Synthesis of well-defined amphiphilic branched polyethylene-graft-poly (N-isopropylacrylamide) copolymers by coordination copolymerization in tandem with RAFT polymerization and their self-assembled vesicles

Abstract

A tandem synthetic strategy combining the metal catalyzed copolymerization of ethylene with trimethylsilyl-protected 10-undecen-1-ol and RAFT polymerization was successfully used to prepare well-defined branched polyethylene-graft-poly(N-isopropylacrylamide) copolymers (BPE-g-PNIPAM). The branched PEs containing multiple hydroxyls (BPE–(OH)n) were firstly synthesized by the copolymerization of ethylene with trimethylsilyl-protected 10-undecen-1-ol using a pyridine–amine nickel catalyst in a controlled fashion (Mw/Mn ∼ 1.2). Macro-chain transfer agents (macro-CTAs) for a subsequent polymerization of N-isopropylacrylamide were quantitatively obtained by an esterification reaction of BPE–(OH)n with S-1-dodecyl-S′-(α,α′-dimethyl-α′′-acetate) trithiocarbonate.
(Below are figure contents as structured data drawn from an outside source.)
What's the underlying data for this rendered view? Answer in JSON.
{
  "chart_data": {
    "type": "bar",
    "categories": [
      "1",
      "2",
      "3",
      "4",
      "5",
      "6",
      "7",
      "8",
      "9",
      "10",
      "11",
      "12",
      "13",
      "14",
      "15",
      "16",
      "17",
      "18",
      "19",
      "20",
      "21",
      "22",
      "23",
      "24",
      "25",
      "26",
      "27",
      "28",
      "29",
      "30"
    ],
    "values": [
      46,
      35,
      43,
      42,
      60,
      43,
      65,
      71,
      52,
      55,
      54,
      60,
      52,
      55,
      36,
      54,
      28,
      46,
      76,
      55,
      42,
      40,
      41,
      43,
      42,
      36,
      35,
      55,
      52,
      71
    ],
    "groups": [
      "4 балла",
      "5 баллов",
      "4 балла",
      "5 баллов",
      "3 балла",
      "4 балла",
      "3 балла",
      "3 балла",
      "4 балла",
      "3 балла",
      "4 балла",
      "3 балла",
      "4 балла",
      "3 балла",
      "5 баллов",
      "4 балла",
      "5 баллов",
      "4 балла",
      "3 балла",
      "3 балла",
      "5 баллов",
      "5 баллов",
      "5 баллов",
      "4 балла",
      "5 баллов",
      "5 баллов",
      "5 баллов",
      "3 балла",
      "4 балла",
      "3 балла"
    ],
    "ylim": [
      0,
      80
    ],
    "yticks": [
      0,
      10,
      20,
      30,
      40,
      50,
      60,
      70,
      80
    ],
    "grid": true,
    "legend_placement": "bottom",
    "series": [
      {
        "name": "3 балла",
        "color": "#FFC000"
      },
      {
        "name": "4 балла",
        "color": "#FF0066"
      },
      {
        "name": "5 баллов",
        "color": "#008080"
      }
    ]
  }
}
Chain extensions by a RAFT polymerization were successfully achieved to afford BPE-g-PNIPAM graft copolymers with narrow polydispersities of ∼1.2. Investigations of the self-assembly behavior of the obtained BPE-g-PNIPAM graft copolymers in water by means of TEM, AFM and laser light scattering confirm that the amphiphilic graft copolymers form supramolecular vesicles with average diameters of 170–190 nm in aqueous solution. Dynamic light scattering (DLS) measurements demonstrate that the polymer vesicles are thermo-sensitive and show a distinctive two-stage response from 20 to 32 °C.